La granitica maggioranza del Pd, il «partitone» che governa , pare che stia cominciando a sgretolarsui sotto i colpi dei troppi problemi della «gestione Biagi». Non tutti i consiglieri sembrano più disponibili ad alzare la mano in consiglio per avallare quanto «da altri deliberato» e quindi assumersi, ad occhi chiusi, ogni responsabilità. In effetti, a San Vincenzo gli assessori sono tutti esterni in quanto ritenuti «esperti nelle singole materie…», scevri da ogni responsabilità se non quella di rendere conto al solo sindaco che li ha nominati.

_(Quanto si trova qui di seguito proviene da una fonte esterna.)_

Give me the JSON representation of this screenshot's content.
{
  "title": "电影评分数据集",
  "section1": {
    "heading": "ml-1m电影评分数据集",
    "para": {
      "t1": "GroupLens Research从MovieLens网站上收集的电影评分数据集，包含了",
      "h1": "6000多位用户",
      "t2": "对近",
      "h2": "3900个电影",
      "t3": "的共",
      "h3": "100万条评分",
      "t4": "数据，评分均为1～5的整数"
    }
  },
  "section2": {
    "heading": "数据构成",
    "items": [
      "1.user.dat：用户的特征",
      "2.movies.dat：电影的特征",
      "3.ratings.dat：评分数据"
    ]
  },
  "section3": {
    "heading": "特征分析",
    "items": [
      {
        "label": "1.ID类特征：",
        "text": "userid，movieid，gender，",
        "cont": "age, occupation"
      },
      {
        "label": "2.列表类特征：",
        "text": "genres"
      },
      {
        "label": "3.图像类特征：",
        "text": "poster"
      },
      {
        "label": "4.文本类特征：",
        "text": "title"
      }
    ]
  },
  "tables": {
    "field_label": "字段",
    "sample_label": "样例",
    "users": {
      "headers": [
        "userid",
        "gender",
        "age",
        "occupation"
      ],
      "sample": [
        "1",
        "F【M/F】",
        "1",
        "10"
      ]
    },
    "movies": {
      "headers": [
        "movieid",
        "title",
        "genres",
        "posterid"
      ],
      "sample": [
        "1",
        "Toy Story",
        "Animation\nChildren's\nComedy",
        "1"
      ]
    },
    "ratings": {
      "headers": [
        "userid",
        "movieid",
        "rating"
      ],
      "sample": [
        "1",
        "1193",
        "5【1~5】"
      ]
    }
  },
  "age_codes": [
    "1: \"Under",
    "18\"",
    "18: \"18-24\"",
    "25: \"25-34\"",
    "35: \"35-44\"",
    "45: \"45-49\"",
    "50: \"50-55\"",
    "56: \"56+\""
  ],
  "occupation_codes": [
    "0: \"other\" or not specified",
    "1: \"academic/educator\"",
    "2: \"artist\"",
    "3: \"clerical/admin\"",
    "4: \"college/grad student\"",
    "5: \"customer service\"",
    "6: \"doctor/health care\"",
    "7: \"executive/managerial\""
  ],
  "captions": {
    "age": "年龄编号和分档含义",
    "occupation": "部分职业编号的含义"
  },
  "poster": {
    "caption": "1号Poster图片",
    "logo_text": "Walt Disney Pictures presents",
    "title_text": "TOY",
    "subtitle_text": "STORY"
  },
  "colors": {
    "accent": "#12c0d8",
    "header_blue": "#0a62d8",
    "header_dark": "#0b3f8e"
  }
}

Gli assessori operano con tranquillità, essendo le responsabilità amministrative (e non solo) tutte ricadenti verso i «consiglieri che alzano la mano». Non è poco visti i numerosi problemi. Così, non tutti i consiglieri paiono propensi a continuare ad essere disponibili a rischiare in prima persona solo per, è il caso d dirlo, «partito preso» con scelte non sempre condivise. I casi aperti: con la Regione venuta a controllare direttamente il piano già deliberato dall’amministrazione dando un segno inequivocabile della «…poca credibilità»; il comparto Paradisino destinato a sfociare in una questione legale; la vicenda «dell’ecomostro» ai Lecci dove grava un’indagine in corso della magistratura; il grosso problema della passerella pedonale che taglia il paese in due proprio in vista della stagione turistica, il che alimenta sempre maggiori malumori; i parcheggi di via della Principessa con le vibranti proteste in procinto di alzarsi da tutto il comprensorio; la tassa di soggiorno osteggiata, contestata da tutta la città compreso le associazioni di categoria; la chiara assenza di «idee chiare», proposte credibili, solo progetti faraonici per gettare il fumo negli occhi come il nuovo villaggio scolastico. E poi il palazzo comunale che cade a pezzi.

In questo clima, che sfiora l’esasperazione, la consigliera di maggioranza Alessandra Angiolini pare che sia in procinto di depositare al protocollo del Comune le sue dimissioni con altri consiglieri pronti ad emulare questa scelta tanto che, pare, siano in corso colloqui dei dirigenti del Pd alla ricerca di tamponare questo inizio emorragico. In effetti, potrebbe essere l’inizio di una spaccatura. E anche in giunta ci sono non pochi mal di pancia ma, come detto, gli assessori dipendono direttamente dagli umori del primo cittadino il quale, ha la facoltà, in ogni momento, di revocare la delega… Il tutto, se ci è permesso, alla faccia del buon senso, e sopratutto della tanto decantata democrazia.